Brasília, abril de 2.008 - A remoção dos últimos arrozeiros do território demarcado da Reserva Raposa Serra do Sol, em Roraima, mostra claramente os conflitos de interesses econômicos por trás da destruição da floresta amazônica.

A observação da mídia nas ultimas semanas mostra que há apoio no Sul do país, dúvida no Norte em geral e oposição nos municípios afetados pela existência de extensas áreas preservadas por lei federal.

Fica claro que os grandes interessados são as mineradoras, pois atrás de cada artigo pretensamente jornalístico da região, alimentado pelos interesses econômicos locais, sempre aparece ao final a observação de que o subsolo do das áreas das reservas e unidades de conservação são ricas em minerais valiosos na bolsa de Chicago.

Ou seja, a destruição tem apoio de parte da população, diretamente interessada, e de meios de comunicação (indústria de entretenimento e publicidade) que ganham seus trocados divulgando a versão anti-ambientalista, dos madeireiros, das mineradoras acima de tudo.

Os argumentos são também de ordem geopolítica, lembrando que os militares sempre foram contra e que o Brasil é o único que cria reservas em áreas de fronteira - referência aos ianomamis transnacionais em seu nomadismo.

Bravateiam que é o inicio da criação de uma nação na fronteira norte brasileira - um absurdo, sob o contexto positivista, reacionário, que não vê a unidade na diversidade e nem reconhece a existência de diversos povos dentro das sociedades nacionais estabelecidas politicamente pelos acordos de classe.
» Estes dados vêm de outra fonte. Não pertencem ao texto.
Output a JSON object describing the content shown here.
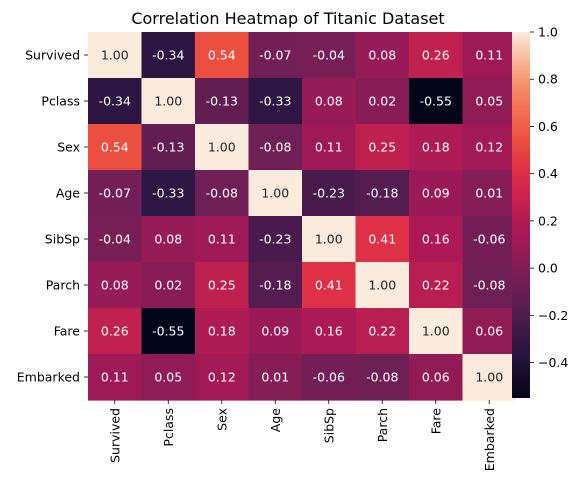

O governo Lula está certo em apoiar os funcionários do Incra, Ibama e Funai que mantêm o processo constitucional de implantar a terra indígena Raposa Serra do Sol de forma contínua, como manda a legislação.
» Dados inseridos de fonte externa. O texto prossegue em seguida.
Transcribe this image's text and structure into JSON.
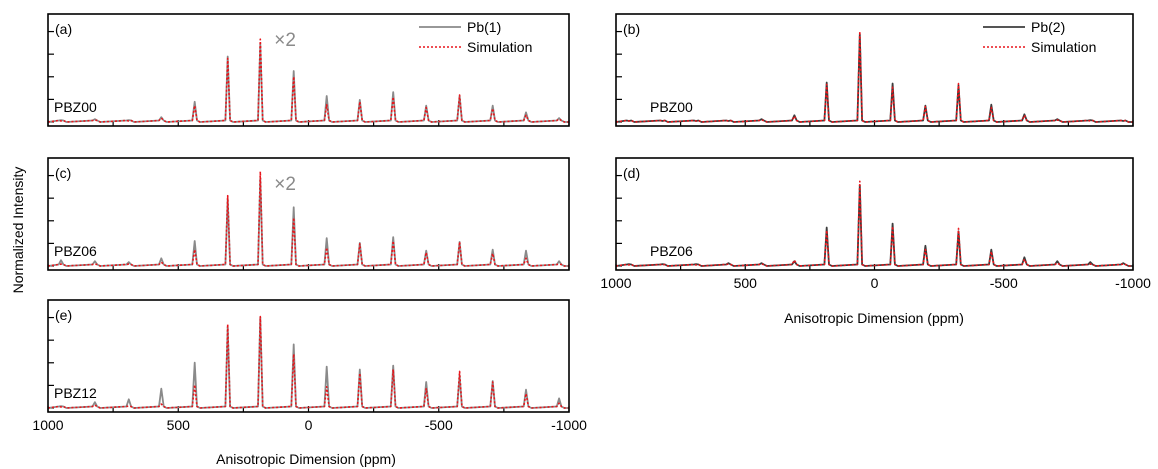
{
  "figure": {
    "ylabel": "Normalized Intensity",
    "xlabel": "Anisotropic Dimension (ppm)"
  },
  "chart_data": [
    {
      "type": "line",
      "panel": "(a)",
      "sample": "PBZ00",
      "annotation": "×2",
      "xlim": [
        1000,
        -1000
      ],
      "xticks": [
        1000,
        500,
        0,
        -500,
        -1000
      ],
      "ylim": [
        0,
        1.08
      ],
      "show_xlabels": false,
      "legend": [
        "Pb(1)",
        "Simulation"
      ],
      "legend_position": "top-right",
      "exp_color": "#8a8a8a",
      "sim_color": "#e8141a",
      "peak_x": [
        950,
        820,
        690,
        565,
        437,
        310,
        185,
        57,
        -70,
        -197,
        -325,
        -452,
        -580,
        -707,
        -835,
        -962
      ],
      "experiment": [
        0.02,
        0.03,
        0.02,
        0.05,
        0.21,
        0.68,
        0.81,
        0.53,
        0.27,
        0.23,
        0.31,
        0.17,
        0.27,
        0.17,
        0.1,
        0.04
      ],
      "simulation": [
        0.01,
        0.02,
        0.01,
        0.04,
        0.17,
        0.66,
        0.86,
        0.47,
        0.18,
        0.21,
        0.26,
        0.15,
        0.28,
        0.14,
        0.07,
        0.03
      ]
    },
    {
      "type": "line",
      "panel": "(b)",
      "sample": "PBZ00",
      "annotation": "",
      "xlim": [
        1000,
        -1000
      ],
      "xticks": [
        1000,
        500,
        0,
        -500,
        -1000
      ],
      "ylim": [
        0,
        1.08
      ],
      "show_xlabels": false,
      "legend": [
        "Pb(2)",
        "Simulation"
      ],
      "legend_position": "top-right",
      "exp_color": "#3d3d3d",
      "sim_color": "#e8141a",
      "peak_x": [
        950,
        820,
        690,
        565,
        437,
        310,
        185,
        57,
        -70,
        -197,
        -325,
        -452,
        -580,
        -707,
        -835,
        -962
      ],
      "experiment": [
        0.01,
        0.01,
        0.01,
        0.01,
        0.03,
        0.07,
        0.41,
        0.91,
        0.4,
        0.17,
        0.38,
        0.18,
        0.08,
        0.03,
        0.02,
        0.01
      ],
      "simulation": [
        0.01,
        0.01,
        0.01,
        0.01,
        0.02,
        0.06,
        0.39,
        0.94,
        0.36,
        0.16,
        0.4,
        0.15,
        0.07,
        0.02,
        0.01,
        0.01
      ]
    },
    {
      "type": "line",
      "panel": "(c)",
      "sample": "PBZ06",
      "annotation": "×2",
      "xlim": [
        1000,
        -1000
      ],
      "xticks": [
        1000,
        500,
        0,
        -500,
        -1000
      ],
      "ylim": [
        0,
        1.08
      ],
      "show_xlabels": false,
      "legend": [],
      "legend_position": "",
      "exp_color": "#8a8a8a",
      "sim_color": "#e8141a",
      "peak_x": [
        950,
        820,
        690,
        565,
        437,
        310,
        185,
        57,
        -70,
        -197,
        -325,
        -452,
        -580,
        -707,
        -835,
        -962
      ],
      "experiment": [
        0.06,
        0.05,
        0.04,
        0.08,
        0.26,
        0.7,
        0.91,
        0.61,
        0.29,
        0.24,
        0.3,
        0.16,
        0.25,
        0.17,
        0.16,
        0.05
      ],
      "simulation": [
        0.02,
        0.02,
        0.02,
        0.04,
        0.17,
        0.73,
        0.98,
        0.5,
        0.19,
        0.23,
        0.26,
        0.14,
        0.25,
        0.13,
        0.08,
        0.02
      ]
    },
    {
      "type": "line",
      "panel": "(d)",
      "sample": "PBZ06",
      "annotation": "",
      "xlim": [
        1000,
        -1000
      ],
      "xticks": [
        1000,
        500,
        0,
        -500,
        -1000
      ],
      "ylim": [
        0,
        1.08
      ],
      "show_xlabels": true,
      "legend": [],
      "legend_position": "",
      "exp_color": "#3d3d3d",
      "sim_color": "#e8141a",
      "peak_x": [
        950,
        820,
        690,
        565,
        437,
        310,
        185,
        57,
        -70,
        -197,
        -325,
        -452,
        -580,
        -707,
        -835,
        -962
      ],
      "experiment": [
        0.02,
        0.02,
        0.02,
        0.03,
        0.03,
        0.05,
        0.4,
        0.84,
        0.44,
        0.21,
        0.36,
        0.17,
        0.09,
        0.05,
        0.04,
        0.03
      ],
      "simulation": [
        0.01,
        0.01,
        0.01,
        0.02,
        0.02,
        0.06,
        0.37,
        0.88,
        0.41,
        0.17,
        0.39,
        0.15,
        0.07,
        0.03,
        0.02,
        0.02
      ]
    },
    {
      "type": "line",
      "panel": "(e)",
      "sample": "PBZ12",
      "annotation": "",
      "xlim": [
        1000,
        -1000
      ],
      "xticks": [
        1000,
        500,
        0,
        -500,
        -1000
      ],
      "ylim": [
        0,
        1.08
      ],
      "show_xlabels": true,
      "legend": [],
      "legend_position": "",
      "exp_color": "#8a8a8a",
      "sim_color": "#e8141a",
      "peak_x": [
        950,
        820,
        690,
        565,
        437,
        310,
        185,
        57,
        -70,
        -197,
        -325,
        -452,
        -580,
        -707,
        -835,
        -962
      ],
      "experiment": [
        0.02,
        0.06,
        0.09,
        0.2,
        0.47,
        0.84,
        0.94,
        0.66,
        0.43,
        0.4,
        0.44,
        0.27,
        0.34,
        0.28,
        0.19,
        0.1
      ],
      "simulation": [
        0.01,
        0.03,
        0.02,
        0.04,
        0.24,
        0.87,
        0.95,
        0.56,
        0.22,
        0.36,
        0.4,
        0.2,
        0.38,
        0.27,
        0.15,
        0.05
      ]
    }
  ]
}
Os argumentos de que vão formar nação são desprezíveis em si, neste mundo de império global e conflitos de revitalização de culturas locais em toda parte.

Os minérios, que há é sabido, mas não tem lógica econômica uma sociedade abrir todas suas reservas em uma ou duas gerações e deixar o futuro sem estes repositórios estratégicos naturalmente guardados.

Com a grande vantagem de ninguém melhor para proteger o solo e o subsolo, a cobertura vegetal, a fauna e as águas do que os habitantes tradicionais da região. No caso, os ameríndios de diversas etnias. Funciona se o poder nacional se fizer atuante para não permitir a presença de contrabandistas, grileiros, garimpeiros ilegais e pistoleiros organizados para tentar explorar madeira, ouro e diamante nas reservas e suas imediações.

Melhor do que a noticia de que o governo do PT está cumprindo a obrigação no caso da Raposa Serra do Sol, graças ao Ministério do Meio Ambiente, é a evidência para a sociedade brasileira da natureza econômica do conflito entre preservar e destruir o bioma amazônico.